His fingers lifted, inviting my question, so I asked it, though my stomach knotted with dread. “Am I to return to the kitchen?” I could bear it—the work was important and some loved it above everything—but I had never lost my desire to be a scribe. Even after half a year’s exile.
“You will recommence classes today. Who among your class was the most helpful, while you were striving to keep up?”

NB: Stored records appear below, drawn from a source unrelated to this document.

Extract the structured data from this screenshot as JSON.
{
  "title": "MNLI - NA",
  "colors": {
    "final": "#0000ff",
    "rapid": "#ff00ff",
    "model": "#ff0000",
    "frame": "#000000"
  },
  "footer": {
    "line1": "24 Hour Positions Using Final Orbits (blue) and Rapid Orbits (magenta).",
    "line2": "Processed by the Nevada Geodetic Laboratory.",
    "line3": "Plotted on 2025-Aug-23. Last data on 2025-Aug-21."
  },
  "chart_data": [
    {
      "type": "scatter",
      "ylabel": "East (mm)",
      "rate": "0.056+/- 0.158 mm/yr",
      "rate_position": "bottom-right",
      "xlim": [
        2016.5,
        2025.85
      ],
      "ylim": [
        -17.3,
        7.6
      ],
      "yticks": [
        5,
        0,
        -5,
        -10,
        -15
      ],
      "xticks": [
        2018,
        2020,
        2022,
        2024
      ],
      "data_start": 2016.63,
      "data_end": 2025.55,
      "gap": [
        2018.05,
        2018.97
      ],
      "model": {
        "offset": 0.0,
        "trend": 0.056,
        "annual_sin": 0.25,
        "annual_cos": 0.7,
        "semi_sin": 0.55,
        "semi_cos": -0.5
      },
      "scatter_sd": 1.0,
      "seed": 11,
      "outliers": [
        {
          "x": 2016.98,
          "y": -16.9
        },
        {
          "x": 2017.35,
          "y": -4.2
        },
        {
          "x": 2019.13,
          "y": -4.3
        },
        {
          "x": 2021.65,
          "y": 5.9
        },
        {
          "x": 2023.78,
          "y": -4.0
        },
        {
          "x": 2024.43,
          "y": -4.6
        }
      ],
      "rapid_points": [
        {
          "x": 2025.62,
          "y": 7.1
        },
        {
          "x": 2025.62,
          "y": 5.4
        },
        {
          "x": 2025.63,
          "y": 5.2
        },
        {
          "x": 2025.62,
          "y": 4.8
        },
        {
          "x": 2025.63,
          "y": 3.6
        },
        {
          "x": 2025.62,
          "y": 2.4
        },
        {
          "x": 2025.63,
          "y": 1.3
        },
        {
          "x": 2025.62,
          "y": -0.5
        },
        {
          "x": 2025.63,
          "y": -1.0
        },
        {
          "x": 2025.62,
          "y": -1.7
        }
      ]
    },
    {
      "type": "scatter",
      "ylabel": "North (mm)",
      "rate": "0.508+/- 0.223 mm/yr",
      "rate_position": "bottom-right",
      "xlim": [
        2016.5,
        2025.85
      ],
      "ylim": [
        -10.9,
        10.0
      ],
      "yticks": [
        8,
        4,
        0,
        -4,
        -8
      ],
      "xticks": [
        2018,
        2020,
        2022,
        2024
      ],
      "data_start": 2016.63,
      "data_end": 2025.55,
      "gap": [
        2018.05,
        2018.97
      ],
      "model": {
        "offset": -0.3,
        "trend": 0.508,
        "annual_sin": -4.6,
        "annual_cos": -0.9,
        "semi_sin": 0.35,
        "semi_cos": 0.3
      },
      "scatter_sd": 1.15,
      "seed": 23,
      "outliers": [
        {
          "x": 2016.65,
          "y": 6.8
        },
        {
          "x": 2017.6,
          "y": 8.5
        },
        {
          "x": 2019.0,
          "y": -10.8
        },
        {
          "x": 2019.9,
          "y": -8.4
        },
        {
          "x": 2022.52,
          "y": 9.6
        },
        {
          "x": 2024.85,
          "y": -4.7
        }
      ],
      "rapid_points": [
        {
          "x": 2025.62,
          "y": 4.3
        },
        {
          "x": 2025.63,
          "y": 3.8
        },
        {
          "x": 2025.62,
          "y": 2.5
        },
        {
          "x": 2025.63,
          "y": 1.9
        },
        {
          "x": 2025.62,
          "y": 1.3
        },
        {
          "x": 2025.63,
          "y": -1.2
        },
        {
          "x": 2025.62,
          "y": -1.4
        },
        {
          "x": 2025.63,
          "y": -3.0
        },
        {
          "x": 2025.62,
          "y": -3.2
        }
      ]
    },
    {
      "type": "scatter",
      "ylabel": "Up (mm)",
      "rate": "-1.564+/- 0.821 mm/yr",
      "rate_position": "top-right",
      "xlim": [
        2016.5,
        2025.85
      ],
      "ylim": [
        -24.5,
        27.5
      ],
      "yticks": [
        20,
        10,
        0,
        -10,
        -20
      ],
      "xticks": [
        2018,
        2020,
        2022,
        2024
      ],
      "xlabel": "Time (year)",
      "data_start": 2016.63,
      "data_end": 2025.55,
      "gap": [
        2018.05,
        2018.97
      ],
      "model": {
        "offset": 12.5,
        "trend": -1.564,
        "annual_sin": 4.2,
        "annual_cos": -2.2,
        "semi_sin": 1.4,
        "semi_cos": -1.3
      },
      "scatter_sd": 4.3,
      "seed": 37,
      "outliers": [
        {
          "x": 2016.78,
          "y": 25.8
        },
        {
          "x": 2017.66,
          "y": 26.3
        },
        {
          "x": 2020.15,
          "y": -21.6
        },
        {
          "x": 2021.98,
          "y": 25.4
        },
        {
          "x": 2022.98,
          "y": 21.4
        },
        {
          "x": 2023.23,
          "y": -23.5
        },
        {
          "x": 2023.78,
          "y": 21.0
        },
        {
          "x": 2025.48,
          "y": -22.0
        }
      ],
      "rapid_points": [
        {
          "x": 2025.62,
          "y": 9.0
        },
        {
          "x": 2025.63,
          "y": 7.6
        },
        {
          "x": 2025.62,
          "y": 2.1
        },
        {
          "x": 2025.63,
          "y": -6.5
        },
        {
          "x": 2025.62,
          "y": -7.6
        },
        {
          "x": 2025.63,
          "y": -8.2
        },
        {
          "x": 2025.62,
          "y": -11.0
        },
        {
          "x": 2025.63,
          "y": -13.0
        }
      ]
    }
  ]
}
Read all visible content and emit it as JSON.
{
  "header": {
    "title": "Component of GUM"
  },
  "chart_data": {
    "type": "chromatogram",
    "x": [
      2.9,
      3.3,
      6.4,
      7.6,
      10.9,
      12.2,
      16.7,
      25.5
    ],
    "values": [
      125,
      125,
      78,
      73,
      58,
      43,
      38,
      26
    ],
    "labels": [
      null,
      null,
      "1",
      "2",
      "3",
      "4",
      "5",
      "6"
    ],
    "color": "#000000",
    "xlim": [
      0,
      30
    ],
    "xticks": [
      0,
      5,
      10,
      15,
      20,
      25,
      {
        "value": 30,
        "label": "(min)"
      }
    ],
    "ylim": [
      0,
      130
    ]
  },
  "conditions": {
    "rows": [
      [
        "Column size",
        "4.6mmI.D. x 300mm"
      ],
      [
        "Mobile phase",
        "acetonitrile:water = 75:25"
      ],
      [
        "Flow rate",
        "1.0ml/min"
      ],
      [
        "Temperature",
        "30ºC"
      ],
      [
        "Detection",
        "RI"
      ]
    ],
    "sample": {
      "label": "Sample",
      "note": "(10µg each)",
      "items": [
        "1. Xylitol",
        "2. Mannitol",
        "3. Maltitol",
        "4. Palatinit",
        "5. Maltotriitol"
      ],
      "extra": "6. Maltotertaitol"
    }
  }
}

Now I was truly caught. Tattling was scorned, diplomacy was prized—those came under the Second Rule. And yet, there was the painful awareness of six months of avoidance. Of being forgotten on my Name Day, except by my family. “I worked alone,” I said, trying hard to sound neutral. But my voice shook.
“Your last question?” he asked.
My mind careened wildly, trying to think up some historically significant question—something to show off the studies that had kept me up until midnight so frequently, even when I had to rise before dawn for duty—but need was too strong. “When will we know how we did on this test?”
He smiled. “You will all find out when you are assigned your new classes, at the Hour of the Quill.” He made The Peace, palms together, the signal that my interview was over.